The CNN–LSTM outputs provide clear insight into regional susceptibility patterns. The resulting maps show that 24.7% of the area falls within high-susceptibility zones, mainly associated with steep slopes, high cumulative rainfall, and significant reservoir-level fluctuations. Medium-susceptibility areas cover 41.3%, while 34.0% of the region is classified as low susceptibility. These patterns support prioritization of mitigation measures, infrastructure planning, and emergency preparedness. Although temporal rainfall and reservoir sequences were incorporated, the model produces static susceptibility maps rather than future forecasts. Temporal inputs represent antecedent conditions, improving discrimination between stable and unstable areas. The strong spatial agreement with historical landslides confirms that the model effectively captures combined spatial and recent hydrological influences. Feature importance analysis emphasizes the dominant role of slope gradient, cumulative rainfall, and reservoir-level fluctuations, confirming the importance of both topographic and hydrological controls. The CNN–LSTM consistently outperformed traditional machine learning models (SVM, DT, RF) and single-stream deep learning models (CNN-only and LSTM-only) across all evaluation metrics. These results demonstrate that integrating spatial remote sensing predictors with temporal environmental sequences enhances representation of complex triggering processes. Overall, the hybrid framework provides a more comprehensive and reliable susceptibility assessment, supporting evidence-based landslide risk management.

Conclusion

This study developed a data-driven framework for landslide susceptibility assessment using a hybrid Convolutional Neural Network–Long Short-Term Memory (CNN–LSTM) model applied to Kerman Province, Iran.
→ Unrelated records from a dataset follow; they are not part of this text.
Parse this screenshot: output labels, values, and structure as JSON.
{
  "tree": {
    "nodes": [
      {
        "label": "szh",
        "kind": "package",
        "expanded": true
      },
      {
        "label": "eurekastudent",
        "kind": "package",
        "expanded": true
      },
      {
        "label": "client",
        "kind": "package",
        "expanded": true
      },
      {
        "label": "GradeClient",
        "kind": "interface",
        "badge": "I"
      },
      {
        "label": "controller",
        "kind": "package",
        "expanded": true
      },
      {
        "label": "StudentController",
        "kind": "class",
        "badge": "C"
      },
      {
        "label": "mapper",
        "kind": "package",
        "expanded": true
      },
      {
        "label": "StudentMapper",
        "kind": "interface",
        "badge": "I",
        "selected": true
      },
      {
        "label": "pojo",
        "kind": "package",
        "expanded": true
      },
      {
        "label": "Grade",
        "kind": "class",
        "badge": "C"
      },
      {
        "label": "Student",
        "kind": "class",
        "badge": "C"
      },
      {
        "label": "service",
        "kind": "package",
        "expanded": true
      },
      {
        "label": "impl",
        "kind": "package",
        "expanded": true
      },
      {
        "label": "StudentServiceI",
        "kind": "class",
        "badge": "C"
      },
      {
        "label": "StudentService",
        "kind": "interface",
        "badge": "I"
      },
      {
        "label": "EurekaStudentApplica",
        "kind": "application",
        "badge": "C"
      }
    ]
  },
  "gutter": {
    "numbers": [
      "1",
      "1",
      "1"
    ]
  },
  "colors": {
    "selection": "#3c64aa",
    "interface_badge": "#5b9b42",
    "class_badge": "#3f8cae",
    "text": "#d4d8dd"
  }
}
By integrating spatial predictors derived from remote sensing data (e.g., slope, elevation, vegetation indices) with temporal variables (rainfall and reservoir-level fluctuations), the model captures the combined effects of terrain conditions and antecedent hydrological processes. On the independent test dataset, the CNN–LSTM achieved an accuracy of 95.6%, precision of 92.8%, recall of 94.3%, F1-score of 93.5%, and an AUC of 0.98. Compared with the best traditional benchmark (Random Forest, AUC = 0.92), the hybrid model improved AUC by 6% points, demonstrating the advantage of integrated spatiotemporal modeling. The resulting susceptibility maps show that 24.7% of the area is classified as high susceptibility, primarily in zones with steep slopes and significant hydrological variability, while 41.3% and 34.0% fall into medium and low susceptibility classes, respectively. Although temporal sequences were incorporated, the outputs represent static susceptibility patterns rather than future forecasts. The strong spatial correspondence between high-susceptibility zones and historical landslides supports the reliability of the results. Feature importance analysis identified slope gradient, cumulative rainfall, and reservoir-level fluctuations as dominant controls, highlighting the importance of integrating topographic and hydrological factors. Comparative experiments confirmed that the CNN–LSTM consistently outperformed traditional machine learning methods and single-stream deep learning models, emphasizing the value of hybrid spatiotemporal learning. Overall, the proposed framework provides a robust and practical approach for regional-scale landslide susceptibility mapping and supports land-use planning and disaster risk management. Future work should assess model transferability to other regions, incorporate additional dynamic variables (e.g., soil moisture or seismic indicators), and apply spatially independent validation strategies to further evaluate robustness and generalization.